Много позже, в других альбомах, вспыхнут плутоватые Пульчинеллы, томные дамы полусвета, пестрые, как попугаи, охотники, старлетки в неописуемых боа, саблезубые пираты и даже одна обаятельная гейша. Ничто в этом лихорадочном бурлеске не напомнит любителю старины о малыше в шотландской юбочке. Этот малыш уснул, а день, когда он проснулся – проснулся и обнаружил, что... – длился долгие годы.
BLACKBIRD FLY
Пели. Все время пели.
Где они пели – птицы, которые пели?
Хуан Рамон Хименес
Меня хлестали по щекам, как в начале плохого романа или конце хорошего сна. Но я – хитрая бестия – изогнулась, захлопала крыльями, как те голуби, что слетели только что с красной черепицы.
– Жужа!
Обняв дымоход одним крылом, я резко выпростала второе и, натянув одеяло на голову, попыталась сцепить крылья замком – но нет, куда там – и застыла в этом полуобъятии, прислонив голову к теплому камню. Те, что были по ту сторону одеяла, продолжали бормотать. Что-то такое несусветное они там творили с буквой «ж», будто склоняли ее в разных падежах, а потом взяли и умыкнули меня с крыши.
– Жужа, Жужка!
Было холодно, одеяло исчезло. У кровати стоял Тим – размытый, мерцающий по краям, под сенью крыл своих. Смотреть на него сквозь узкие щелки глаз было невыносимо больно. Хотелось, как при взгляде на солнце, лить и лить слезы.
– Послушай, – сияние приблизилось, – ты понимаешь, что я говорю? Да не мигай ты так! Ты меня вообще видишь?
– Я вижу твой нимб.
Закрыв глаза, я упала на подушку.
– Жужа, ну Жужа же!
– Хватит абабагаламажить. Я спать хочу, – выдохнул кто-то моим голосом.
– Ты мне нужна. Это очень важно.
– Пора сопрягать?
– Что?
С мясом выдрав себя из мягких просторов, где разница между «сопрягать» и «запрягать» не видна и не имеет смысла, я, поеживаясь, села на постели.
– А где мое одеяло?
– На полу.
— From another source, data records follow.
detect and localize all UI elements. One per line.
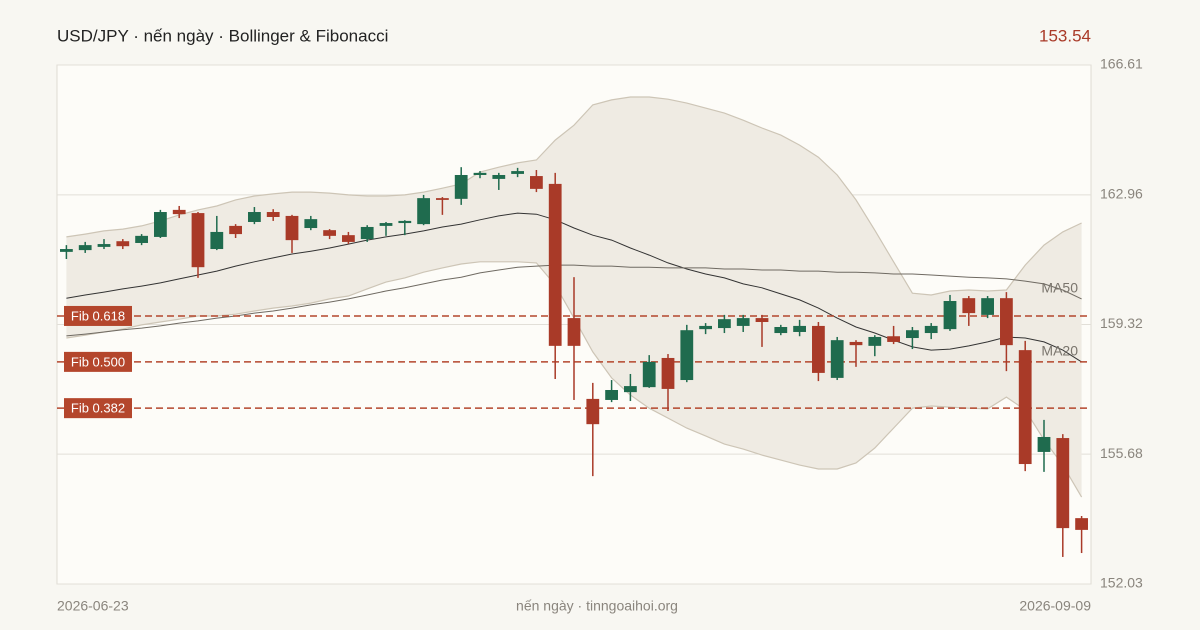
candle-body: [154, 212, 167, 237]
ma-label: MA20: [1041, 343, 1078, 359]
candle-body: [97, 244, 111, 247]
candle-body: [342, 235, 355, 242]
fib-label-box: [64, 398, 132, 419]
candle-body: [323, 230, 336, 236]
candle-body: [398, 220, 412, 224]
candle-body: [699, 325, 712, 330]
candle-body: [774, 326, 788, 334]
candle-body: [548, 183, 562, 346]
y-tick-label: 155.68: [1100, 445, 1143, 461]
candle-body: [1037, 436, 1051, 452]
candle-body: [793, 325, 806, 332]
y-tick-label: 166.61: [1100, 56, 1143, 72]
source-note: nến ngày · tinngoaihoi.org: [516, 598, 678, 614]
candle-body: [586, 398, 600, 425]
candle-body: [830, 340, 844, 378]
candle-body: [191, 213, 205, 268]
ma-label: MA50: [1041, 280, 1078, 296]
candle-body: [229, 225, 242, 235]
candle-body: [116, 241, 130, 247]
y-tick-label: 162.96: [1100, 186, 1143, 202]
y-tick-label: 152.03: [1100, 575, 1143, 591]
candle-body: [718, 319, 731, 329]
candle-body: [868, 336, 882, 346]
fib-label: Fib 0.618: [71, 308, 125, 323]
candle-body: [943, 301, 957, 330]
fib-label-box: [64, 351, 132, 372]
fib-label: Fib 0.382: [71, 401, 125, 416]
candle-body: [624, 386, 637, 393]
candle-body: [78, 245, 92, 251]
candle-body: [436, 198, 449, 200]
candle-body: [530, 176, 543, 189]
candle-body: [417, 198, 430, 225]
candle-body: [60, 249, 73, 252]
candle-body: [924, 325, 938, 334]
candle-body: [285, 215, 299, 241]
candle-body: [266, 212, 280, 217]
candle-body: [642, 361, 656, 388]
candle-body: [172, 209, 186, 215]
candle-body: [887, 336, 900, 342]
candle-body: [454, 174, 468, 199]
candle-body: [379, 223, 393, 226]
fib-label: Fib 0.500: [71, 354, 125, 369]
last-price: 153.54: [1039, 26, 1091, 45]
candle-body: [1056, 438, 1070, 529]
candle-body: [492, 174, 506, 179]
bollinger-upper: [66, 96, 1082, 296]
candle-body: [210, 231, 224, 250]
fib-label-box: [64, 305, 132, 326]
candle-body: [605, 389, 618, 400]
candle-body: [736, 318, 750, 326]
x-tick-label: 2026-06-23: [57, 598, 129, 614]
candle-body: [849, 341, 863, 346]
candle-body: [135, 235, 148, 243]
candle-body: [906, 330, 919, 339]
candle-body: [1018, 350, 1032, 465]
candle-body: [248, 212, 261, 222]
candle-body: [511, 171, 524, 174]
candle-body: [304, 219, 318, 229]
candle-body: [680, 330, 694, 381]
candle-body: [1000, 298, 1013, 346]
candle-body: [981, 298, 994, 315]
candle-body: [661, 357, 675, 389]
candle-body: [812, 325, 825, 373]
candle-body: [473, 172, 487, 175]
x-tick-label: 2026-09-09: [1019, 598, 1091, 614]
chart-title: USD/JPY · nến ngày · Bollinger & Fibonac…: [57, 26, 388, 45]
candle-body: [360, 226, 374, 240]
candle-body: [1075, 518, 1088, 530]
candle-body: [755, 318, 769, 323]
candle-body: [567, 318, 581, 346]
candle-body: [962, 298, 976, 314]
y-tick-label: 159.32: [1100, 315, 1143, 331]
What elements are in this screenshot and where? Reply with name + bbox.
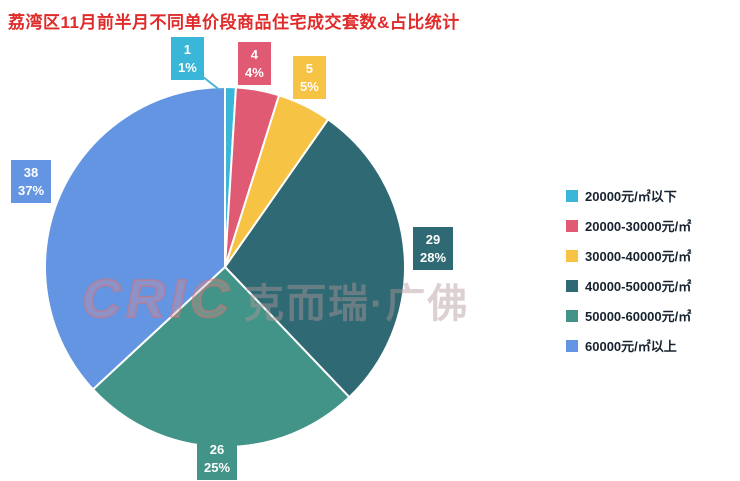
slice-percent: 28%: [420, 249, 447, 265]
legend-item: 50000-60000元/㎡: [566, 306, 691, 325]
legend-item: 30000-40000元/㎡: [566, 246, 691, 265]
slice-value: 5: [305, 61, 314, 76]
legend-label: 20000元/㎡以下: [585, 189, 677, 204]
legend-swatch: [566, 249, 578, 262]
legend-item: 20000元/㎡以下: [566, 186, 691, 205]
slice-value: 1: [183, 42, 192, 57]
slice-value: 29: [425, 232, 441, 247]
legend-item: 40000-50000元/㎡: [566, 276, 691, 295]
slice-label-50000-60000: 26 25%: [197, 437, 238, 481]
pie-slice-3: [223, 118, 406, 399]
slice-percent: 37%: [18, 182, 45, 198]
slice-value: 4: [250, 47, 259, 62]
pie-svg: [44, 85, 406, 448]
slice-value: 26: [209, 442, 225, 457]
legend-item: 60000元/㎡以上: [566, 336, 691, 355]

Надо же было как-то тебя разбудить. Я здесь ору уже часа два, и все без толку.
– Это ты меня бил по щекам?
– Ну, отвесил пару оплеух... Я же говорю, тебя не добудишься...
– Я думала, мне все это снится... Мне все это снится?
– Все мы, говорят, друг другу снимся. Нужна твоя помощь.
– А что такое?
– Сейчас сама увидишь. И даже услышишь. Идем.
Тим вышел в коридор. Я заметалась по комнате в поисках чего-нибудь теплого, запуталась ногами в одеяле и чуть не растянулась на полу. Завязалась драка. Высвободившись, я завернулась в бренные останки врага, как какой-нибудь неандерталец в шкуру мамонта, и прошлепала в коридор.
– Ну где ты там? – донеслось с первого этажа.
Волоча по полу тяжелый шлейф одеяла, внося разброд в строгую геометрию ковровых дорожек, я засеменила к лестнице и, подобрав свою рясу, скатилась вниз. Тим выглядел удивленным, но от комментариев воздержался. Возле комнаты Чио мы остановились, и Тим, взяв меня за плечи, стал что-то говорить, но слова его заглушил крик, будто там, за дверью, кто-то специально дожидался нашего прихода. Тим вздрогнул, отнял руки. Одеяло сползло на пол и съежилось. Я зажала уши с такой силой, что еще немного – и череп раскололся бы, как гнилая тыква. Во всем этом ужасе ясно было одно – кричал не человек и не зверь. Это было что-то жалкое и невозможное – вроде стенаний согнутой в бараний рог консервной банки. Тим потянул меня за руку – я завозилась с одеялом – да оставь ты его, оставь. – и мы вошли.
Кричала Чио. Мокрая, завернутая в простыню, она сидела на своей кукольной кровати, вцепившись в белого от испуга, всклокоченного Леву, который и сам, казалось, вот-вот закричит. Розовато-желтая спаленка в рюшах, комнатка-крем-брюле, напоминала сейчас вывернутую наизнанку дамскую сумочку. Все было раскурочено, разъято, разодрано в клочья. Мохнатый ковер был мокрым, у самой кровати что-то хищно поблескивало, а на столике у изголовья лежала расколотая надвое чашка с синим ободком.
– Ну что? – спросил Тим.
Когда мы вошли, крик сбился на карканье и кашель.
– Она кусается, – захныкал Лева. Его полосатая пижама, борода, даже брови и ресницы были мокрыми.
– Сейчас будем поить.
– Я больше не могу. Она все плачет и плачет...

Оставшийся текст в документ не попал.